Worlds End
By cjb
- 368 reads
"Shut that fucking dog up". From the Mudlark's 6' square deck, Betty
glared at the dog, a Camel cigarette between bent yellowed fingers, a
chipped white mug in her hand. With her home-cut grey hair, hairy chin,
blue smock, worn grey trousers and down at heel deck shoes she could
have been an old Cornish fisherman.
She was a retired French teacher, prodigious reader and Labour Party
member, with 'Jobs not Jails stickers' in her windows. She spoke her
mind, punctuating conversations with swearing as enthusiastic as it was
energetic. On sunny days she'd sit outside in a grubby vest, reading a
bent double paperback, sucking on a cigarette and supping whiskey from
her mug.
She read almost anything, with scant regard for genre or literary
merit, though she preferred detective novels. I'd dig out books to swap
- Raymond Chandler, John Irving, Nadine Gordimer - and find myself
leaving with a Dick Francis or Mills &; Boon. Like the Mudlark, the
books she'd extract from the piles stacked around the room were damp
and mildewed, smelling of stale smoke.
Once a week the Patel's teenage son (a fiery blush staining his cheeks
above his downy moustache) would carry 3 laden plastic bags down her
gangplank: a mix of ready meals, apples, milk, tea, bread, cheese, fags
and whiskey. If I visited bringing books or gifts (groceries or duty
free cigarettes), she'd pour a measure of own-label whiskey into a cut
glass and hand it to me, then turn her back to fill her chipped white
mug with Special Malt. In that narrow room, with its curtained-off area
for her bed and bucket, we'd get slowly drunk, talking about books and
politics, enveloped in smoke and listening to the suck and bubble as
the boat lifted off the mud or the creak and groan of the gangplanks
when the wake from the river bus churned up the river. Sometimes I'd
still be there when the boat squelched back down into the mud
again.
The Mudlark was a landing craft that fetched up on Chelsea Reach after
the Normandy landings. When it had more patches than sound planks it
was set inside a new steel hull (a droning pump dealing with the
rainwater). The hull is now all that's left from Betty's day. A
2-storey superstructure has been built on it, with yellow woodwork and
UPVC windows. Where Betty made do with a sink and bucket, there's now a
bath and flushing toilet.
Most of the boats have been renovated now and the moorings have
smartened up. Boats are brightly painted, the plants on deck colour
coordinated and in terracotta pots. The changes aren't just in
appearance. Smarter boats are expensive, so they attract a different
sort of person, some of whom are here only 3 or 4 nights a week or for
a few months over the summer. A nod, a brief hello and they're on their
way. Where Betty spent time, they spend money.

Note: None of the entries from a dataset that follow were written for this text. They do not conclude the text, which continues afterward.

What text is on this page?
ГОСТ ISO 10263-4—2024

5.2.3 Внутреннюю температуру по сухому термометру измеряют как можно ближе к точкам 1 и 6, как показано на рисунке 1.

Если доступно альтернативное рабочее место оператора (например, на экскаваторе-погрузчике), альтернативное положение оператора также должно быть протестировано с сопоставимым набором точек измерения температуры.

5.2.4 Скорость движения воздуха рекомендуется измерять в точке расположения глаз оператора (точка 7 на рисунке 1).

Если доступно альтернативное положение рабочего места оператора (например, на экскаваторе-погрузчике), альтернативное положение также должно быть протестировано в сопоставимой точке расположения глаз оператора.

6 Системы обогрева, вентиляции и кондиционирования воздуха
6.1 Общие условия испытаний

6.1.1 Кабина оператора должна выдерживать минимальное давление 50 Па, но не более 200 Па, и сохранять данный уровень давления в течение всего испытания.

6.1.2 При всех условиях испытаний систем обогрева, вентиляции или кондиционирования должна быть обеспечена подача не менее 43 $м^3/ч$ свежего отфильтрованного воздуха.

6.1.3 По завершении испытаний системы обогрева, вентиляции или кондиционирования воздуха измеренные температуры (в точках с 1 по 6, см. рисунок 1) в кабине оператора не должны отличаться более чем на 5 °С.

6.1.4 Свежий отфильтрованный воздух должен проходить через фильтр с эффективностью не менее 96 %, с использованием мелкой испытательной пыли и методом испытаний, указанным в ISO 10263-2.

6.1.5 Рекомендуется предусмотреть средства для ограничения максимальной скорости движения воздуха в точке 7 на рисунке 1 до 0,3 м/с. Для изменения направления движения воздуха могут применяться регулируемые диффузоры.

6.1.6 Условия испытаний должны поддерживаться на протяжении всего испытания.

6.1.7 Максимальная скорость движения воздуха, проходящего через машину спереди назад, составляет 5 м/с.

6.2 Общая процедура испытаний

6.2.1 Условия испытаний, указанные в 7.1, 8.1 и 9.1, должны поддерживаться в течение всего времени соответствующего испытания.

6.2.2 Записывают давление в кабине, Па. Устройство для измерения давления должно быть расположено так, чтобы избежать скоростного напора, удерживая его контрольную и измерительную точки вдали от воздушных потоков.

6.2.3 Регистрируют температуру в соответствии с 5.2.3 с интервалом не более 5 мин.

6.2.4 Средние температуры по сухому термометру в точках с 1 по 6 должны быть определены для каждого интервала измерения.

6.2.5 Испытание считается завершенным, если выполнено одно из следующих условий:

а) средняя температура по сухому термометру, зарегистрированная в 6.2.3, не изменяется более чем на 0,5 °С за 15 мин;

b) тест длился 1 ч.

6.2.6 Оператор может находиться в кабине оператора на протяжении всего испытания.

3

When Betty died, her son went through her possessions, taking away a
small leather suitcase and 4 plastic bags. The following week, we
gathered to say goodbye to her, launching daffodils onto the water as
her son and granddaughter sprinkled her ashes into the ebbing tide. Her
curling books and broken-down furniture I burnt on the beach at low
tide, warming my hands at the fire and raising a toast to Betty with
Special Malt from a chipped white mug.
What couldn't be burnt was taken away by Worlds End Waste.